Sentenza anti-islamica
La Corte di giustizia europea vieta il velo al lavoro
La Corte di giustizia europea ha stabilito in una sentenza del 14 marzo, relativa a cause di diversi anni fa di due donne islamiche in Francia e Belgio, che si può vietare il velo al lavoro e licenziare di conseguenza la dipendente che lo porta. La Corte del Lussemburgo ha sentenziato che non sarebbero una discriminazione diretta le norme interne di una azienda che vietano di indossare visibilmente “qualsiasi segno politico, filosofico o religioso” applicate in modo identico tutti i dipendenti.
La Corte europea rinviava al giudice nazionale la verifica se ci fosse stata una applicazione corretta del regolamento nelle due aziende del caso in giudizio e la verifica se nelle due aziende ci fosse stata la possibilità di cambiare mansione alle due lavoratrici in alternativa al licenziamento. Nulla toglie però alla gravità della sentenza della Corte europea che vieta il velo al lavoro, il velo assimilabile a un semplice foulard. Si tratta di una sentenza palesemente anti-islamica.
Non risultano infatti situazioni e sentenze, salvo motivi di sicurezza, che abbiano portato al licenziamento delle suore negli ospedali, dei lavoratori Sikh col turbante, dei lavoratori ebrei con la kippah né tantomento delle lavoratrici cattoliche con al collo vistose croci. La sentenza contraddice tra l'altro il divieto di discriminazione contenuto nella Direttiva Ue numero 78 dell'anno 2000 sulla parità di trattamento in materia di occupazione.

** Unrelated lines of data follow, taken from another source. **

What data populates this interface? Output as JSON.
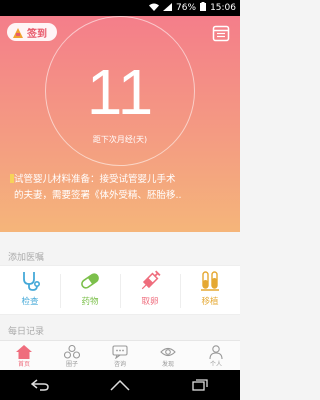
{
  "status_bar": {
    "battery": "76%",
    "time": "15:06"
  },
  "header": {
    "checkin_label": "签到",
    "days_count": "11",
    "days_caption": "距下次月经(天)"
  },
  "notice": {
    "line1": "试管婴儿材料准备：接受试管婴儿手术",
    "line2": "的夫妻，需要签署《体外受精、胚胎移.."
  },
  "reminders": {
    "title": "添加医嘱",
    "items": [
      {
        "label": "检查",
        "icon": "stethoscope-icon",
        "color": "#45a9d8"
      },
      {
        "label": "药物",
        "icon": "pill-icon",
        "color": "#7cc04b"
      },
      {
        "label": "取卵",
        "icon": "syringe-icon",
        "color": "#ef6d7d"
      },
      {
        "label": "移植",
        "icon": "test-tubes-icon",
        "color": "#e5a832"
      }
    ]
  },
  "daily": {
    "title": "每日记录"
  },
  "tabs": [
    {
      "label": "首页",
      "icon": "home-icon"
    },
    {
      "label": "圈子",
      "icon": "circle-icon"
    },
    {
      "label": "咨询",
      "icon": "chat-icon"
    },
    {
      "label": "发现",
      "icon": "eye-icon"
    },
    {
      "label": "个人",
      "icon": "person-icon"
    }
  ],
  "colors": {
    "accent": "#ef6d7d",
    "hero_top": "#f47e8a",
    "hero_bottom": "#f5b57a"
  }
}
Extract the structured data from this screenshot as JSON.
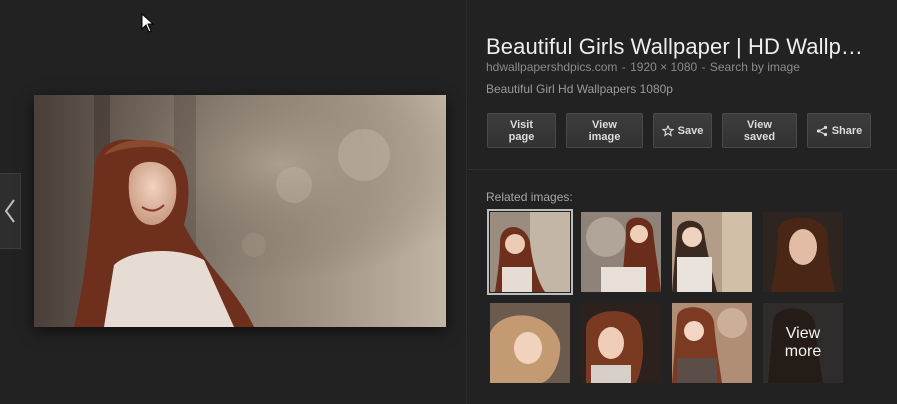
{
  "panel": {
    "title": "Beautiful Girls Wallpaper | HD Wallp…",
    "source_domain": "hdwallpapershdpics.com",
    "separator": "-",
    "dimensions": "1920 × 1080",
    "search_by_image": "Search by image",
    "description": "Beautiful Girl Hd Wallpapers 1080p"
  },
  "actions": {
    "visit_line1": "Visit",
    "visit_line2": "page",
    "view_image_line1": "View",
    "view_image_line2": "image",
    "save": "Save",
    "view_saved_line1": "View",
    "view_saved_line2": "saved",
    "share": "Share"
  },
  "related": {
    "label": "Related images:",
    "view_more_line1": "View",
    "view_more_line2": "more"
  },
  "icons": [
    "chevron-left-icon",
    "star-icon",
    "share-icon",
    "cursor-icon"
  ],
  "colors": {
    "background": "#222222",
    "button": "#383838",
    "text": "#eeeeee",
    "muted": "#8b8b8b"
  }
}
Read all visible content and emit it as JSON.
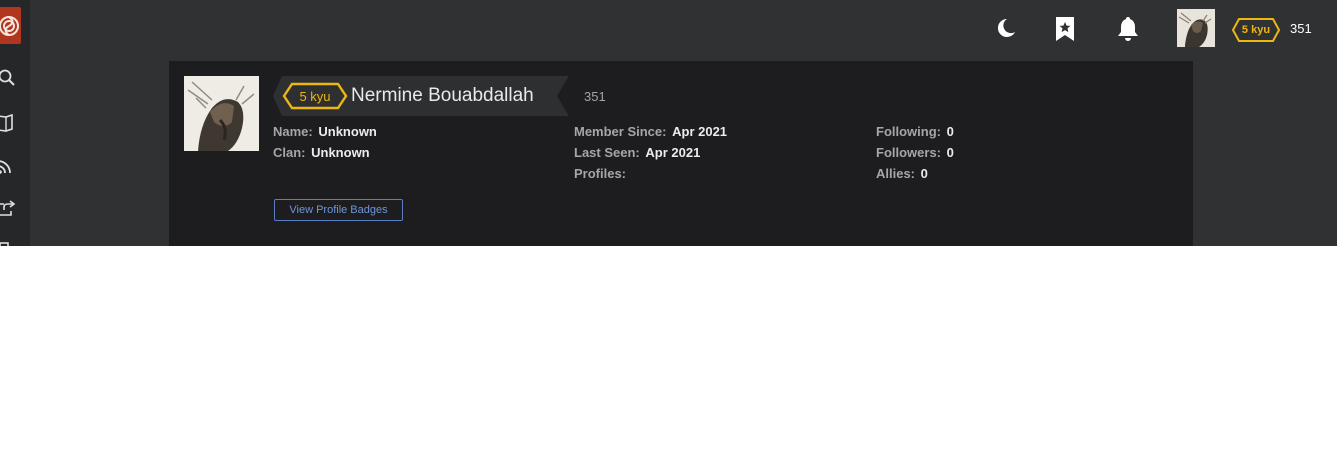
{
  "sidebar": {
    "logo_icon": "codewars-logo-icon",
    "items": [
      {
        "icon": "search-icon"
      },
      {
        "icon": "book-icon"
      },
      {
        "icon": "rss-icon"
      },
      {
        "icon": "share-icon"
      }
    ]
  },
  "topbar": {
    "theme_icon": "moon-icon",
    "bookmark_icon": "bookmark-star-icon",
    "notifications_icon": "bell-icon",
    "rank": "5 kyu",
    "honor": "351"
  },
  "profile": {
    "rank": "5 kyu",
    "username": "Nermine Bouabdallah",
    "honor": "351",
    "stats": {
      "col1": [
        {
          "label": "Name:",
          "value": "Unknown"
        },
        {
          "label": "Clan:",
          "value": "Unknown"
        }
      ],
      "col2": [
        {
          "label": "Member Since:",
          "value": "Apr 2021"
        },
        {
          "label": "Last Seen:",
          "value": "Apr 2021"
        },
        {
          "label": "Profiles:",
          "value": ""
        }
      ],
      "col3": [
        {
          "label": "Following:",
          "value": "0"
        },
        {
          "label": "Followers:",
          "value": "0"
        },
        {
          "label": "Allies:",
          "value": "0"
        }
      ]
    },
    "badges_button": "View Profile Badges"
  },
  "colors": {
    "background": "#303133",
    "card": "#1d1d1f",
    "rank_yellow": "#ecb613",
    "brand_red": "#b1361e",
    "link_blue": "#6d95dd"
  }
}
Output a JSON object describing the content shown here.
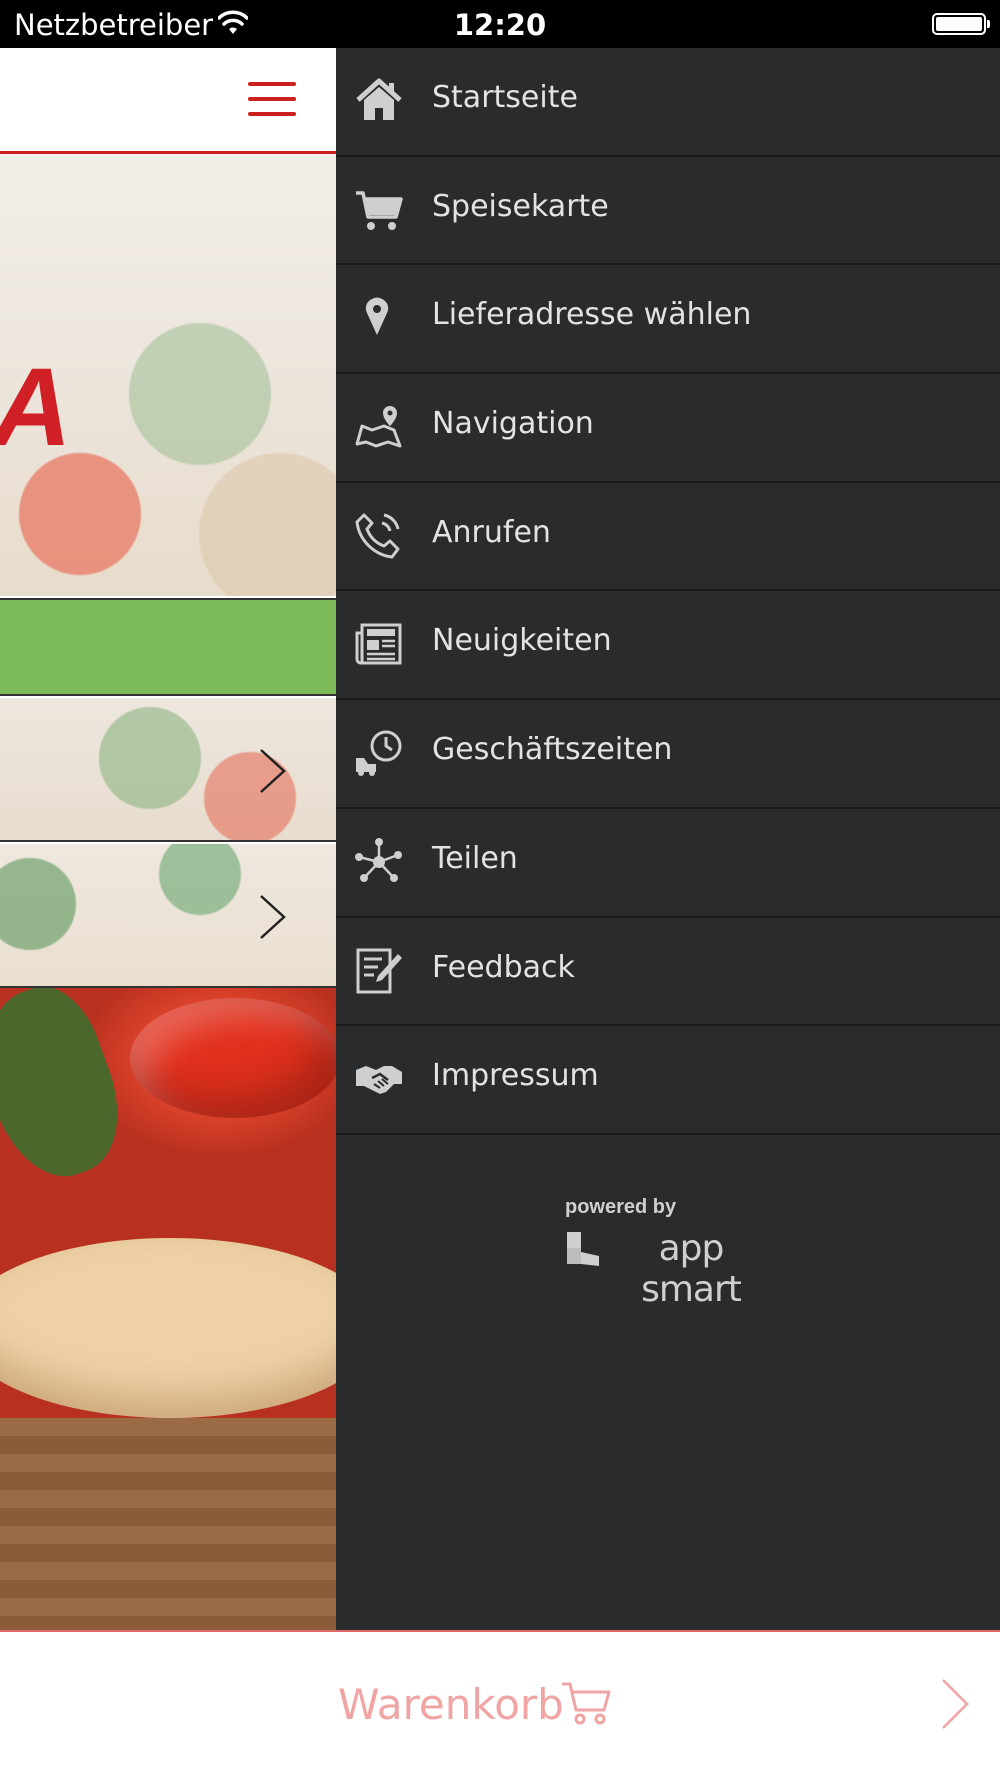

“La decisione della Corte di giustizia europea legittima il perpetuarsi di pregiudizi e discriminazioni contro i musulmani, in particolar modo le donne di fede islamica, già ampiamente sotto attacco in Europa”, affermava Iverna McGowan, la direttrice dell'ufficio di Amnesty International presso le istituzioni europee, “c'è un clima ostile verso i musulmani sempre più sotto attacco. La retorica xenofoba e sempre più forte in Europa”. “Quello a cui assistiamo è il linciaggio di una cultura”, denunciava la responsabile di Amnesty .
Contro la sentenza si pronunciava tra gli altri il presidente della Conferenza dei rabbini europei Pinchas Goldschmidt che chiedeva ai governanti europei di “agire per assicurare che l’Europa non isoli le minoranze religiose e rimanga un continente diverso e aperto”.